The High Representative of Everything and Nothing, The Art of Moving Mountains
On August 30th, the Italian Foreign Minister and Commission candidate, Mrs. Frederica Mogherini, was appointed High Representative of the Union for Foreign Affairs and Security Policy (commonly known as simply the High Representative). Taking office on November 1st, Mrs. Mogherini faces tremendous challenges ahead. With little foreign policy experience, will she be the one to breathe new life into the tired EU foreign policy cooperation?
Prior to being appointed High Representative by the European Council, Mrs. Mogherini, the 41-year-old Rome-born left-wing politician had been the Foreign Minister of Italy for only six months. As the third woman and second youngest on the post, she was described as embodying the change promised by Prime Minister Matteo Renzi. On July 4th, Der Spiegel International published an article after her name was thrown into the race for one of Europe’s top jobs. Apart from cliché descriptions of women with power – such as the color and lengths of her hair, her choice of jewelry and family situation – the distinguished newspaper painted a portrait of a woman lacking extensive experience but with a steady confidence and the determination to put Italy back on the map of world politics.
Now, the situation is different. Mrs. Mogherini has moved from Rome to Brussels and will soon be heading the European External Action Service responsible for 3500 employees, a budget of roughly €489 million (2012) and well over a hundred diplomatic delegations around the world. In terms of actual policy, she will be responsible for conducting the Common Foreign and Security Policy (CFSP) and contributing to the development of that policy area. That is, to say the least, a giant task for a person limited in power by twenty-eight governments fighting tooth and nail to steer the policies in the direction of their respective national interests; whereas the Treaty of the European Union sets no limit to what the Member States can do in matters of foreign and security policy, the consensus based decision-making process requires the active or silent acceptance of all Member States.
A complete paper list of the challenges facing the High Representative and the CFSP would probably require the deforestation of the entire planet. In addition to addressing the more acute matters, such as the armed conflict in Ukraine and the rise of ISIL, Mrs. Mogherini is self-tasked with shaping, what she referred to as “a real common policy”. In her opening statement at the hearing in the European Parliament on October 7, Mrs.
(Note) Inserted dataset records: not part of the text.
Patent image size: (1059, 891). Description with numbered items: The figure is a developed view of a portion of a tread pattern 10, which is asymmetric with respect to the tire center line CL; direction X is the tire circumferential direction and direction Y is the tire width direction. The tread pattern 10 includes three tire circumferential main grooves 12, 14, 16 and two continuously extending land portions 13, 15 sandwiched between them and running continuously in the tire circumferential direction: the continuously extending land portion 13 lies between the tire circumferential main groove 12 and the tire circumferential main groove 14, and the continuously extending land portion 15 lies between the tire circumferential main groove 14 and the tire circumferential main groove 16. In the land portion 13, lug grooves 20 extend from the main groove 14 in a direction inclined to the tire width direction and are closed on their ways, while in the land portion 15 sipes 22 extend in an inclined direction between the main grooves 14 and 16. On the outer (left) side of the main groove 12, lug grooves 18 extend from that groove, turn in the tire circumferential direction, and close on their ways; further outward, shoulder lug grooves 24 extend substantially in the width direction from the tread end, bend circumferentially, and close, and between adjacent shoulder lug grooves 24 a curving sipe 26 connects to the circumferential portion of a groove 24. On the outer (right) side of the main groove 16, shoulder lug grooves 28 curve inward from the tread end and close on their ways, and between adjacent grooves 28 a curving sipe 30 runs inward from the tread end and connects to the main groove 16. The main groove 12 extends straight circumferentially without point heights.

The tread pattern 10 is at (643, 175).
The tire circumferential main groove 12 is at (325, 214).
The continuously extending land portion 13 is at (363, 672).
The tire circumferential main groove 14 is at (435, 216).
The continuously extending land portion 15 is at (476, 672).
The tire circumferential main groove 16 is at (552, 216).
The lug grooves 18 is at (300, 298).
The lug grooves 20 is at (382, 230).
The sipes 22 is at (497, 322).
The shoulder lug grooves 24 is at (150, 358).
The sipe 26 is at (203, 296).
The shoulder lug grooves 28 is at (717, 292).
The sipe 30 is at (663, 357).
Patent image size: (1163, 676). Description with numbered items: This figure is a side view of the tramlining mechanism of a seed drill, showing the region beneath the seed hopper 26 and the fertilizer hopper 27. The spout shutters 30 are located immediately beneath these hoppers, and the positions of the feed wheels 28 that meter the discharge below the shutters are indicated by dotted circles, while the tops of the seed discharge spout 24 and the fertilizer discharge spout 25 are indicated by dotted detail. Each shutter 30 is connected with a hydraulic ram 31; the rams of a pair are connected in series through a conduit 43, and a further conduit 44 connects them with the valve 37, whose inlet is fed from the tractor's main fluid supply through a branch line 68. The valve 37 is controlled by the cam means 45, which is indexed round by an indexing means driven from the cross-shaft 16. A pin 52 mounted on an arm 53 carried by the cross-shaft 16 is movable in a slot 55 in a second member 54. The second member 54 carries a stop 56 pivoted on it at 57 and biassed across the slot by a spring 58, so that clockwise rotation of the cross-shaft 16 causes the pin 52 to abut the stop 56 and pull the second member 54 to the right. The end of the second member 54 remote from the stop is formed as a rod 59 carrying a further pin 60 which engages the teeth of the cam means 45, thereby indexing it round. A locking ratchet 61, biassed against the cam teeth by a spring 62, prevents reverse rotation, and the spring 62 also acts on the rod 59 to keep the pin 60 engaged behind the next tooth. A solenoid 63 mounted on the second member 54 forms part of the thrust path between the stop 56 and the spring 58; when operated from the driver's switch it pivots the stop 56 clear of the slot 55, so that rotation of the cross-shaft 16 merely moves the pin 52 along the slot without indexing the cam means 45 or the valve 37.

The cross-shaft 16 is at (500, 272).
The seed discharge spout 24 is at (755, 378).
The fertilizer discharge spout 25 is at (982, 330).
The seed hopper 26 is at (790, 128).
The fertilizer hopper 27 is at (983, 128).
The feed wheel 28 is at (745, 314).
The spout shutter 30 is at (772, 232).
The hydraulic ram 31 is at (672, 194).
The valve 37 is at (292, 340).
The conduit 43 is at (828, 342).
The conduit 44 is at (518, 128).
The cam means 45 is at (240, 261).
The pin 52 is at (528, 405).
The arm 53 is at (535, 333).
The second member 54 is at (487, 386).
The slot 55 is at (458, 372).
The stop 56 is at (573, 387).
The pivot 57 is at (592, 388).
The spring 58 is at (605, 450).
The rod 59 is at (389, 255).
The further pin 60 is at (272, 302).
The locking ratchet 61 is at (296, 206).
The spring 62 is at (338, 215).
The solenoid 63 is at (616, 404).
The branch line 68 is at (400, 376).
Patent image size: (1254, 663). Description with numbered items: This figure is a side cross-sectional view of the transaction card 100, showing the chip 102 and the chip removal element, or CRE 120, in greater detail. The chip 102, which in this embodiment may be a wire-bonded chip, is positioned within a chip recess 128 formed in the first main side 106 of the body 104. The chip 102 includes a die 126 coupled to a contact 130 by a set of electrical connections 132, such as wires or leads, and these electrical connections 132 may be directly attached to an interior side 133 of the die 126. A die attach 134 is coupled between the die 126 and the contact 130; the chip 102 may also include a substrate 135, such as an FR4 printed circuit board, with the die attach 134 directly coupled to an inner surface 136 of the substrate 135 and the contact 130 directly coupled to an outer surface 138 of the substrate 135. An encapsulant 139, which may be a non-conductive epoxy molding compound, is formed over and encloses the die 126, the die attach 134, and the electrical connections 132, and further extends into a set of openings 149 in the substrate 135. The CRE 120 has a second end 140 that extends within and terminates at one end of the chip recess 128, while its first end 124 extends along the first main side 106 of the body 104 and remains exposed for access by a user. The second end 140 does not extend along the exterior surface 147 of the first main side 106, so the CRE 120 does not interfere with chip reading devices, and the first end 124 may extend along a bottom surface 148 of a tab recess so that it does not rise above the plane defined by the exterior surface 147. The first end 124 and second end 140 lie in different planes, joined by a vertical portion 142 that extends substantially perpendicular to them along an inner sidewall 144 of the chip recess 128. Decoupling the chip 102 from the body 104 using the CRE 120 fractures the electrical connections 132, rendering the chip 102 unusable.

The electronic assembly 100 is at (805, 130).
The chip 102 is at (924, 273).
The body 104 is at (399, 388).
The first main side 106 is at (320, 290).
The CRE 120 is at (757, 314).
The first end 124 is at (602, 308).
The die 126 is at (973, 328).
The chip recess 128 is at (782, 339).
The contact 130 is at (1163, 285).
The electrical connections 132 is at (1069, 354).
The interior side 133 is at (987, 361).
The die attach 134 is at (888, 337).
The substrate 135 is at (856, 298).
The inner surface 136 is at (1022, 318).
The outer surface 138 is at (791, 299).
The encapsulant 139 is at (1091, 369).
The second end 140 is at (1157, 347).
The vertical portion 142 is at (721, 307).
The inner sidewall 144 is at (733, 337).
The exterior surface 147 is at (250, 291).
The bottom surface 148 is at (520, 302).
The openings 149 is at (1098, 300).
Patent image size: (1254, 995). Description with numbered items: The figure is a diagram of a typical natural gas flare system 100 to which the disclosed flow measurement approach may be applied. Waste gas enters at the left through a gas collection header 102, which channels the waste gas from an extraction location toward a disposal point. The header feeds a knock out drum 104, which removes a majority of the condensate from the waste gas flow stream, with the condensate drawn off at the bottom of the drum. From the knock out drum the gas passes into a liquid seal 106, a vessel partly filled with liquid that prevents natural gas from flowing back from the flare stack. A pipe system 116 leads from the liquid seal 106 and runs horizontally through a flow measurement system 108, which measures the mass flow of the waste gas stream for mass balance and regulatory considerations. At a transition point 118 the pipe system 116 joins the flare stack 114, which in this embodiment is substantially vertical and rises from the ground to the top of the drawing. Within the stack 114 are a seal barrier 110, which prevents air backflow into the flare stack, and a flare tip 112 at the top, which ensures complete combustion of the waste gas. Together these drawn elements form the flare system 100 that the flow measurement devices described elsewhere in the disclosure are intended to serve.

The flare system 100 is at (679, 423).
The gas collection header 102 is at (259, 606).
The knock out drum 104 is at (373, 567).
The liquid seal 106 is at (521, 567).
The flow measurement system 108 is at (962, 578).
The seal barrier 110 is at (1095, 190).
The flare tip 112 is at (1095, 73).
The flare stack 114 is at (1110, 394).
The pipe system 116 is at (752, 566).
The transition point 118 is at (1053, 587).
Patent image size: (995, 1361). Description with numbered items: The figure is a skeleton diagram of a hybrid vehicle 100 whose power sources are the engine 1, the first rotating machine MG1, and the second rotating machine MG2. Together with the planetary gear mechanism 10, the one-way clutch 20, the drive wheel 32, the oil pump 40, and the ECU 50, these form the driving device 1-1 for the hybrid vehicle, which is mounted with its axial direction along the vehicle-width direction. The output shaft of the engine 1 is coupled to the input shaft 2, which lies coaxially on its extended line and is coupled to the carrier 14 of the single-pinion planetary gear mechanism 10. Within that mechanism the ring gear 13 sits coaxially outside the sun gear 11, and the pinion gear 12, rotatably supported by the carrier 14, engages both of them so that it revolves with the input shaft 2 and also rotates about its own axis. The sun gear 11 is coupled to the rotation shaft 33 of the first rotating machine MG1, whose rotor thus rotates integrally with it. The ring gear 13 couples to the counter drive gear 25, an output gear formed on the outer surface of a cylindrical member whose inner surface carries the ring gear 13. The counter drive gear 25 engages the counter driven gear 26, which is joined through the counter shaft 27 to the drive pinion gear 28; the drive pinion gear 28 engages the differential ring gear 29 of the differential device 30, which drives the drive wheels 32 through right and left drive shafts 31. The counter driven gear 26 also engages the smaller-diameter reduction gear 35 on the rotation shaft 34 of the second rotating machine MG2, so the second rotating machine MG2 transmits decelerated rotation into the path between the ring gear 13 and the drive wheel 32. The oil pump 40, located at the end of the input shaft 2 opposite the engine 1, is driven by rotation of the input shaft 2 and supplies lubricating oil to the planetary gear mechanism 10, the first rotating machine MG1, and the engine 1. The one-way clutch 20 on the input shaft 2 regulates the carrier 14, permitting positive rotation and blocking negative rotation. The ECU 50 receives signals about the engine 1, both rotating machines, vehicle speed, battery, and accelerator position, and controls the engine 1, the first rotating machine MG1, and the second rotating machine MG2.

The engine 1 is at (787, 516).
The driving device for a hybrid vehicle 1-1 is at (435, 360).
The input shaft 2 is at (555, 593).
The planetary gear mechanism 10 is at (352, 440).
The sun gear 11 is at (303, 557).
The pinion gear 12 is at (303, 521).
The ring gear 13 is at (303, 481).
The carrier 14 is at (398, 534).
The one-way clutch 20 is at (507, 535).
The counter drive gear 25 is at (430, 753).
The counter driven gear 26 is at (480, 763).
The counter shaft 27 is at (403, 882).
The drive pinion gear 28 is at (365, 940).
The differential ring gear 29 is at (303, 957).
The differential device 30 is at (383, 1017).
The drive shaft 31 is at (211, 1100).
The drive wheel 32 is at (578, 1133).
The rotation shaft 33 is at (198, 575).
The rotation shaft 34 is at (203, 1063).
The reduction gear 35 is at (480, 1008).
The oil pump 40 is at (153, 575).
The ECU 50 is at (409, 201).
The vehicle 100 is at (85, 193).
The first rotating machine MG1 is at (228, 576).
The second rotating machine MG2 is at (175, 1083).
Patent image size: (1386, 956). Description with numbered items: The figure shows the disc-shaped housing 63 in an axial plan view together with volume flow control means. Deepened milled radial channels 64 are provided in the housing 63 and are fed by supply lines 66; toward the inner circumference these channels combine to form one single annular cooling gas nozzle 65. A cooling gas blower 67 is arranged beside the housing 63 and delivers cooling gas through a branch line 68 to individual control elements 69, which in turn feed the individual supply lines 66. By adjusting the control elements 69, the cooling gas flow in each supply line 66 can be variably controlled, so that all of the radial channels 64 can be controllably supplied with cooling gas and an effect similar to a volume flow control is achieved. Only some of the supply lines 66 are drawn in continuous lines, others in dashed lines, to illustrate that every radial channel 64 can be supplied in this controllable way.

Mogherini outlined her vision to end the turf battle between the European Council, the Commission and the European Parliament, as well as coordinating “all actions and all policies that have an external impact”, mentioning trade, energy, migration and climate policy.
These are indeed tremendous challenges, given that the High Representative has no legal right to manage that herself. Shaping a “real common policy” requires the active or silent support of twenty-eight member states. That is in addition to the role of trying to coordinate policies between the Commissioners responsible for the aforementioned trade, energy, migration and climate issues. Thus, achieving results is highly dependent on the personal skills of the High Representative, as argued by Josef Janning, Senior Policy Fellow at the pan-European think tank European Council on Foreign Relations. With no other instruments at hand, the ability to communicate and work strategically with national foreign ministers will be crucial for the amount of respect and actual power given to the office. In order to do so, as Mr. Janning notes cynically, the High Representative must “manage the substantial egos in the Council and EU institutions”.
Many people argue that a comprehensive strategic approach is necessary for the European Union to play an active role in world politics; modernizing the 2003 European Security Strategy (ESS) would be considered a giant leap forward. Among others, The German Institute for International and Security Affairs and The Swedish Institute For International Affairs have argued in favor of revising the dated ESS. Interestingly, this document was originally adopted because the previous High Representative Javier Solana was able to take advantage of the momentum created by the US invasion of Iraq and the resulting fragmentation between the EU Member States. Today, with regards to the situation in Ukraine and the Middle East, High Representative Mogherini holds the potential to deliver a new game changing security strategy. Arguably, such a strategy is crucial for her ambition to shape “a real common policy”, merging traditional foreign and security policies with trade, energy, migration and climate issues into one single document.
Finally, there is no way of knowing beforehand how and if Mrs. Mogherini will be successful in her new position. Though she arguably lacks extensive foreign policy experience, whether she will be the High Representative of Everything or the High Representative of Nothing will depend on her personal ability to bring together the many actors that make up the Common Foreign and Security Policies within the European Union. Getting twenty-eight sovereign states to put their heads together and collectively address the challenges ahead is the art of moving mountains: it is impossible to do all at once, but skillfully carving out piece after piece is in no way impossible.